ONE OF THE MOST popular excursions out of Lisbon is to Palácio de Queluz, the historic summer residence of the kings and queens of Portugal.
The palace’s colourful history stretches back to the middle of the 17th century. It was originally built as a manor house and hunting lodge for D. Cristóvão de Moura, first Marquis of Castelo Rodrigo. However, following the restoration of the Portuguese monarchy in 1640 and the acession of the Duque of Braganza the building was seized from its occupying Castilian sympathiser and incorporated into the assets of the Casa do Infantado, created in 1645 by Royal Charter of D. João IV.
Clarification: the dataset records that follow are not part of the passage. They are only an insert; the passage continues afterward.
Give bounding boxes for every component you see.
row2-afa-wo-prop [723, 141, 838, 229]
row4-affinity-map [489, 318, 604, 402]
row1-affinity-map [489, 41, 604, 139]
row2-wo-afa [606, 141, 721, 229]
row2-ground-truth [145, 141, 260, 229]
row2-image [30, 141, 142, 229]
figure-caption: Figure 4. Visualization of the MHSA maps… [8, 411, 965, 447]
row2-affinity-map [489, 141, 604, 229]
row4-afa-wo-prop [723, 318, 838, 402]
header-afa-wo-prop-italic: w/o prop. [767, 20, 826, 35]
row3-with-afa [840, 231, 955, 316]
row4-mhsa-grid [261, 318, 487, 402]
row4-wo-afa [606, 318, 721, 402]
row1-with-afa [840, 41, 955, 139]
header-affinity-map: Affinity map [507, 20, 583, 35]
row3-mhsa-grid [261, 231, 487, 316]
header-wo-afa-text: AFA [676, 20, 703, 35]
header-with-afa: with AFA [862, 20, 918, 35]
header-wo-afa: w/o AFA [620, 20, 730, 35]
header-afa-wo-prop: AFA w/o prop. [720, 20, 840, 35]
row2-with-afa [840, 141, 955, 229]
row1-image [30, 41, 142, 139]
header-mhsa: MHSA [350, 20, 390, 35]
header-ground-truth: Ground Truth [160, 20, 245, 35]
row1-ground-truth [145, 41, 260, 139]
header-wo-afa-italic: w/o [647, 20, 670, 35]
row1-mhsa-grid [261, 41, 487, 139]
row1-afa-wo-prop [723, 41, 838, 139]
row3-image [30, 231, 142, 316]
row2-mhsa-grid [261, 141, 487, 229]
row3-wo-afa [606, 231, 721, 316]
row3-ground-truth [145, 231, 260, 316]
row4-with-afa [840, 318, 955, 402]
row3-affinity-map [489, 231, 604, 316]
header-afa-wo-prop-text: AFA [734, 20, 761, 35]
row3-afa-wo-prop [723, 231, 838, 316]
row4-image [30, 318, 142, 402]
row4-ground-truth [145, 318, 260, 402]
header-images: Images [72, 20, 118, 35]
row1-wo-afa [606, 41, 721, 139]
In 1747, Prince D. Pedro, the younger son of D. João V, commissioned Mateus Vicente de Oliveira to transform the modest Quinta de Queluz into a sumptuous Rococo summer palace. By 1752 work on the central section, including a chapel and music room, was completed but after Pedro’s marriage in 1760 to his niece, the future Maria I, the palace was again extended.
The French architect Jean-Baptiste Robillion played an important role in the second phase of the extension, adding the west wing, the Robillion Pavilion and the gardens. The Frenchman, along with his team of elite Portuguese and foreign artists and craftsmen, also undertook the decoration of the palace’s three main rooms, the Throne Room, the Ambassador’s Room and the Music Room. Robillion’s architectural dilemma of how to link the lower gardens with the palace was solved by building the Lions’ Staircase. It is down these graceful steps that one descends to reach the azulejo-lined (tiled) canal where the royal family and guests went boating on warm summer evenings.
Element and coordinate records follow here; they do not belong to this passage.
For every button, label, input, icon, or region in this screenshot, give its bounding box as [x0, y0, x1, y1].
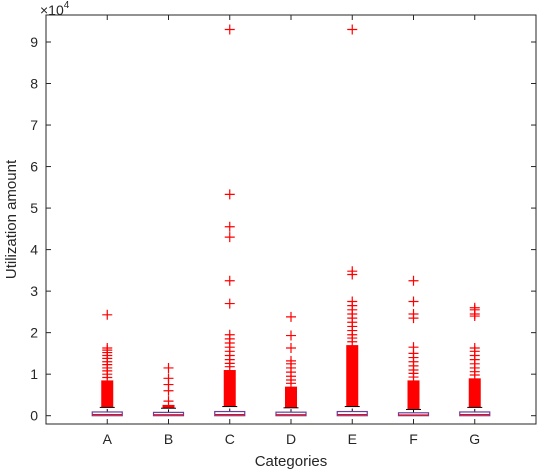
outlier-point	[408, 308, 419, 319]
y-tick-label: 8	[30, 76, 38, 92]
outlier-point	[163, 373, 174, 384]
box	[275, 411, 307, 417]
y-axis-label: Utilization amount	[3, 159, 20, 279]
x-axis-label: Categories	[255, 453, 328, 470]
outlier-point	[163, 362, 174, 373]
outlier-cluster	[162, 404, 175, 409]
outlier-point	[224, 275, 235, 286]
outlier-point	[408, 296, 419, 307]
box	[459, 411, 491, 417]
outlier-point	[224, 189, 235, 200]
outlier-point	[347, 296, 358, 307]
outlier-point	[286, 343, 296, 354]
outlier-point	[347, 266, 358, 277]
y-tick-label: 5	[30, 200, 38, 216]
outlier-point	[286, 311, 296, 322]
outlier-point	[347, 24, 358, 35]
y-axis-exponent-label: ×104	[40, 0, 70, 18]
outlier-point	[224, 298, 235, 309]
outlier-point	[102, 343, 113, 354]
box-E	[336, 24, 368, 417]
y-tick-label: 1	[30, 366, 38, 382]
outlier-point	[224, 221, 235, 232]
box	[91, 411, 123, 417]
y-tick-label: 0	[30, 408, 38, 424]
outlier-point	[224, 329, 235, 340]
outlier-point	[408, 342, 419, 353]
x-tick-label: B	[164, 431, 173, 447]
outlier-point	[102, 309, 113, 320]
box	[152, 411, 185, 417]
outlier-point	[224, 24, 235, 35]
axes: 0 1 2 3 4 5 6 7 8 9 A B C D E F G	[30, 15, 536, 447]
outlier-point	[163, 396, 174, 407]
x-tick-label: E	[348, 431, 357, 447]
y-tick-label: 2	[30, 325, 38, 341]
y-tick-label: 9	[30, 34, 38, 50]
outlier-point	[286, 330, 296, 341]
exponent-base: ×10	[40, 2, 64, 18]
outlier-point	[469, 302, 480, 313]
x-tick-label: C	[225, 431, 235, 447]
y-tick-label: 4	[30, 242, 38, 258]
x-tick-label: G	[469, 431, 480, 447]
outlier-cluster	[407, 380, 420, 410]
x-tick-label: D	[286, 431, 296, 447]
box-C	[214, 24, 246, 417]
box-F	[397, 275, 430, 417]
outlier-cluster	[346, 345, 359, 407]
box-A	[91, 309, 123, 417]
outlier-cluster	[223, 370, 236, 407]
y-tick-label: 6	[30, 159, 38, 175]
outlier-cluster	[285, 386, 297, 408]
y-tick-label: 7	[30, 117, 38, 133]
box	[214, 410, 246, 417]
box-B	[152, 362, 185, 417]
outlier-point	[224, 232, 235, 243]
outlier-point	[408, 275, 419, 286]
outlier-point	[469, 343, 480, 354]
y-tick-label: 3	[30, 283, 38, 299]
box	[397, 412, 430, 417]
box-G	[459, 302, 491, 417]
box	[336, 410, 368, 417]
x-tick-label: A	[103, 431, 113, 447]
x-tick-label: F	[409, 431, 418, 447]
outlier-cluster	[101, 380, 114, 408]
exponent-power: 4	[64, 0, 70, 11]
outlier-cluster	[468, 378, 481, 408]
plot-area	[91, 24, 491, 417]
box-D	[275, 311, 307, 417]
outlier-point	[286, 355, 296, 366]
The gardens are seen as a natural extension to the palace. The Garden of Malta, which takes its name from the Order of Malta of which D. Pedro II was the Grand Master, was originally a lake but was later known as the Laurel Cherry Garden on account of the trees imported from the Netherlands in 1758 to embellish the landscape. Robillion’s Hanging Gardens are built over a water reservoir with Neptune’s Fountain as a point of reference. Both gardens are bounded by stone balustrades decorated with lead statues and intricate sculpture. The Gateway of Fame – a statue of Pegasus bearing Heroic Fame – is the point from which the main avenues of the gardens radiate.
Having been transformed into a summer palace, Queluz hosted regular operas, concerts and serenades as well as equestrian events, parties, birthdays and firework displays. From 1794, the Prince Regent, D. João VI and D. Carlota Joaquina were in permanent residence – along with their nine children. The royal family’s swift departure to Brazil in 1807 in the wake of the French invasions closed the most illustrious cycle of the palace’s history. The Court returned in 1821 but Queluz was home now to just Queen Carlota Joaquina, languishing in semi-exile and accompanied by her sister-in-law, princess Francisca Benedita. Later, King D. Miguel also resided at Queluz during the bloody fratricidal war against D. Pedro IV, first emperor of Brazil. Pedro died prematurely at the palace in the room known as the Don Quixote Chamber, so called because of the wall paintings by Manuel da Costa depicting the story of Cervantes’ hero. In fact the D. Quixote Chamber is one of the highlights of the tour visitors can make of the interior of the Palácio de Queluz. Other star features include the Throne Room and the elegant State Room, dating from 1770 and the venue for opulent royal banquets. The Sala dos Embaixadores was used for more formal affairs of state. The magnificient trompe l’oeil ceiling depicts the royal family attending a concert. The cavernous Music Room where Maria I’s orchestra performed, conjures up images of swirling ball gowns and gentlemen-in-waiting. Original period instruments are on display.
The palace is home to a valuable collection of decorative arts in the form of Portuguese furniture, Arraiolos rugs, portraits, and Chinese and European porcelain and silverware – with most of the pieces from the Royal Collections. The various rooms and chambers are decorated with gilt woodcarvings and painted wall canvases mirroring the evolution of period taste, from Rococo to the neo-classical.
Visitors are also offered a unique opportunity to witness the horsemanship skills of the Portuguese School of Equestrian Art. Riding thoroughbred Lusitanian stallions – whose bloodline can be traced back to the Royal Stud at Alter, founded by King João V in 1748 – a team of riders first perform an exhibition of work on the hand, including Levade, Corveta and Capriole, which is then complemented by displays of above –ground baroque horsemanship such as Pas-de-Trois and Quadrille. Exhibitions take place every Wednesday in the open-air ring from April to October (excluding the month of August).
Today, the only part of the Palácio de Queluz functioning in any official capacity is the D. Maria Pavilion, attached to the east wing of the palace, which has been the residence of foreign heads of state on their official visits to Portugal since 1957. The Clock Tower Building opposite, dating from the turn of the century and formally used for storing napery and housing palace staff, is now an elegant pousada.